In California workers' compensation, electronic billing isn't a convenience — it's the difference between getting paid in roughly nine days and chasing a paper bill for six weeks. Under the DWC e-billing rules, once a payer receives a complete electronic bill, it must act on it within 15 working days. That clock, plus the automatic acknowledgments you get back, is why every high-volume QME and med-legal shop bills electronically.
The five transactions you need to know
California work-comp e-billing runs on the ASC X12 5010 standard — the same EDI format used across U.S. healthcare. You only need to recognize five transaction types:
| Transaction | Direction | What it means |
|---|---|---|
837P | You → payer | The professional bill itself (CMS-1500 data in EDI form). |
999 | Payer → you | Functional acknowledgment — the file was syntactically valid and accepted. |
277CA | Payer → you | Claim acknowledgment — the bill passed front-end edits, or was rejected (bad claim #, missing data). |
277 | Payer → you | Claim status — where the bill sits in adjudication. |
835 | Payer → you | The electronic EOR / remittance — what was paid, adjusted, or denied, with reason codes. |
A healthy bill walks the path 837P → 999 → 277CA → 277 → 835. If it dies at the 277CA, the payer is telling you the bill was rejected before it ever reached an adjuster — almost always a data problem you can fix and resend the same day.
What a clearinghouse actually does
You don't connect to each insurer directly. A clearinghouse sits in the middle: it accepts your 837P, validates the envelope, routes it to the correct claims administrator, and relays the acknowledgments back to you. In California work-comp the names you'll see are Carisk (P2P Link), Jopari, Data Dimensions, and CorVel — plus DOL direct for federal claims.
Which clearinghouse a given bill goes through depends on the payer, not on you. Each claims administrator has chosen one (or more) trading partners, and the bill must be routed to the right one with the right payer ID. Send a clean bill to the wrong clearinghouse and it bounces; send it to the right one with a malformed claim number and it bounces at the 277CA.
Why routing matters: a single national clearinghouse account does not cover California work-comp. Payers split across Carisk, Jopari, Data Dimensions, and CorVel, so your billing system has to know each payer's trading partner and submit accordingly — or maintain fax and mail fallback for the payers that still don't accept electronic bills.
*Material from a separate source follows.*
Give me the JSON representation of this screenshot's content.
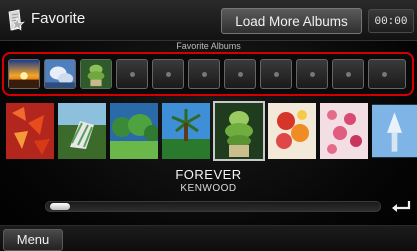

The most common reasons a bill bounces
- Malformed claim number. The claims administrator matches your bill to the worker's claim by the exact claim number — digits and dashes included. A stray space, a lowercase letter, or the wrong length triggers a 277CA rejection. Normalize claim numbers (trim and uppercase) before you send.
- Missing or mismatched payer ID. The payer ID your clearinghouse assigned must match the trading partner you're routing through.
- Incomplete demographics. Missing date of injury, subscriber data, or rendering-provider NPI fails front-end edits.
- Missing attachments. Med-legal bills generally need the report and, for record review, the LC §4062.3 sender declaration to ride along.
Track every bill to payment
The point of e-billing isn't just to send faster — it's to know, without phone calls, exactly where each bill is. When the 999 and 277CA come back, you know the payer has it and accepted it. When the 835 posts, the payment reconciles automatically against what the fee schedule says you were owed, so an underpayment surfaces the moment it lands instead of weeks later when someone finally reviews the deposit.
That's the whole game: submit a clean 837P, watch the acknowledgments confirm it, and let the electronic EOR tell you the instant a payer shorts you — so the recovery clock starts immediately.
This guide is general information for California workers'-comp and med-legal billers, not legal advice. Statutes, fee schedules, and forms change — confirm against the current DWC regulations for your dates of service.